Wednesday, October 17, 2012


Virtual Reality
The WizDish is a small dish-shaped platform that allows video game users to walk around their virtual reality playgrounds. The user slides on the slick concave surface of the dish to move their on-screen avatar around. Compared with other omni-directional treadmills, the Wizdish looks to be a cost-effective way to immerse yourself in 3D virtual reality - a holodeck experience for your living room.
A long with head mounted displays, one of the necessary next steps for virtual reality immersion is to find a way to physically walk around a VR environment without actually walking around the real world. Among the solutions (falling under the category of ‘locomotion device’ ) are omni-directional treadmills (ODT).

The majority of ODTs are big, expensive, and impractical for home use. The first person to crack the code — to create an affordable and reasonably sized device for VR locomotion — could revolutionize how and where people experience virtual reality. Recently, Ben Lang at Road To Virtual Reality spoke with Julian Williams, the creator of WizDish, whose product might be the first VR locomotion device to find its way into your living room.

The WizDish design simplifies the complicated mechanics of omni-directional treadmills and instead goes for a completely passive device with no moving parts. The unit is a small concave disk which is no bigger than a small circular mat. To use the WizDish, the user puts on a special shoe called the WizShoe (naturally) and performs a skating motion which Williams, the creator of the WizDish, says closely mimics walking.

“The WizDish exploits the fact that you have 29 bones in each foot to balance with.
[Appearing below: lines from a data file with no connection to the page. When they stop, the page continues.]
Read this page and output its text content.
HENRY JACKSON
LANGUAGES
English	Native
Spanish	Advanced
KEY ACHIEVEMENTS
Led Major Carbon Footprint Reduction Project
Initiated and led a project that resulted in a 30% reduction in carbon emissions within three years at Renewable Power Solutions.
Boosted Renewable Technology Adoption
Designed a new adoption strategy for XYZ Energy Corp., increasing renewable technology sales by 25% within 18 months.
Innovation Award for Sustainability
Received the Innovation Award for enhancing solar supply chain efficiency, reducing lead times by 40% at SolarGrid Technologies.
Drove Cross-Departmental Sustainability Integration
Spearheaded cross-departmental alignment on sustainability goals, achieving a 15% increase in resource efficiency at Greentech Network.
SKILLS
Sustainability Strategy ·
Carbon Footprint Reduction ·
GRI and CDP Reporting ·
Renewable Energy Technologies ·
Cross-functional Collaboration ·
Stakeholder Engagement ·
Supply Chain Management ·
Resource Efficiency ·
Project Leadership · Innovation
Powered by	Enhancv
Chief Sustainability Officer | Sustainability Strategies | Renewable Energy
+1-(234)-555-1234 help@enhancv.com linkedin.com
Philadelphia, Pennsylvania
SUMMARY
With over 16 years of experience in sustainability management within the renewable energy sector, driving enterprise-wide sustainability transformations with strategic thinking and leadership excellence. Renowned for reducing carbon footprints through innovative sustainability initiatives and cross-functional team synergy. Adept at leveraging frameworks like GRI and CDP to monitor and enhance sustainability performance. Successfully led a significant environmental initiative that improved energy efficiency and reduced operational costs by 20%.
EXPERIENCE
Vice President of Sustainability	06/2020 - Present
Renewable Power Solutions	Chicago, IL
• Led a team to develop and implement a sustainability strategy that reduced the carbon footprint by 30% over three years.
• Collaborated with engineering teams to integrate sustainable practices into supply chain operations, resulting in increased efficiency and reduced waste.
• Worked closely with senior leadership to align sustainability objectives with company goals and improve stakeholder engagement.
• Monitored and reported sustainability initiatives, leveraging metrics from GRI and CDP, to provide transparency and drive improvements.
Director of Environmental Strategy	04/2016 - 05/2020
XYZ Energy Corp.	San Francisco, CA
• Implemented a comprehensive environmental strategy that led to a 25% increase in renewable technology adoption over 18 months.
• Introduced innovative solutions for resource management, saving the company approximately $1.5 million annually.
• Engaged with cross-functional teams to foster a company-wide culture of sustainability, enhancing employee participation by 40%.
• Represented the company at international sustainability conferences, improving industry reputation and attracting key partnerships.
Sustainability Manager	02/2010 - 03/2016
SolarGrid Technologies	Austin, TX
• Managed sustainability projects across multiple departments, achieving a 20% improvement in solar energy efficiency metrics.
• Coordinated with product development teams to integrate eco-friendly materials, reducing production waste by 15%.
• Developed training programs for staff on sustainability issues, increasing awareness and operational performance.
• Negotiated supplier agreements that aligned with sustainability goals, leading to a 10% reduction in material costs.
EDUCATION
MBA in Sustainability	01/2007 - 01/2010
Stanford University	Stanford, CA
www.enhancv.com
You slide your feet over a slick concave surface in a simulation of walking that gives surprisingly similar proprioceptive cues to real walking. Once you can see where you are going, you take more confident strides and quickly forget it’s a simulated walk. The key advantages of the WizDish are that you can start, stop and turn with absolute ease…,” said Williams.

Originally, the Wizdish was designed to create a locomotion device as a means of immersing players into a virtual world for a TV game show. Though the show never made it far out of the concept stage, Williams never lost a passion for finding a way to immerse players in virtual worlds.

“…one night with lights out [I was] playing Return To Castle Wolfensteinwith headphones on loud. I couldn’t believe as a grown man I could feel apprehensive about pressing a ‘w’ key to walk through catacombs. When I thought I’d completed the level I turned round to face an unseen skeletal soldier and was so shocked I fell off my chair pulling the PC on top of me. Sprawled on the floor I realised I’d never had an experience like that watching TV, and started to think how I could really experience being ‘inside the game’,” said Williams. “In 2001, inspired by Half Life, I thought of ways to put a live contestant inside a video game as a TV gameshow idea, but found commissioners have been burned trying this before. I discovered virtual reality in my research and have been passionate about it ever since.”

Williams began work on a locomotion device after this eye-opening experience. He knew he needed a solution that was cost-effective, lightweight, and portable. After devising a number of solutions but finding them already patented Williams settled on the concept that would eventually become the WizDish.

After filing a provisional patent, Williams brought on board Dr. Charles King, a chartered physicist and Fellow of the Institute of Materials, to help fine tune the friction between the WizDish and WizShoe. Williams now has a full patent on the design.

It isn't clear how much the WizDish would cost to buy were it to become available to ordinary gamers, but Williams has suggested that a successful Kickstarter campaign that generated the right number of pre-orders could keep the price to “just a few hundred dollars each.” Which may not be particularly cheap, but is certainly a lot more affordable than any of the omni-directional treadmills currently being touted as viable options. In the meantime, researchers and developers are invited to contact Williams via the WizDish website.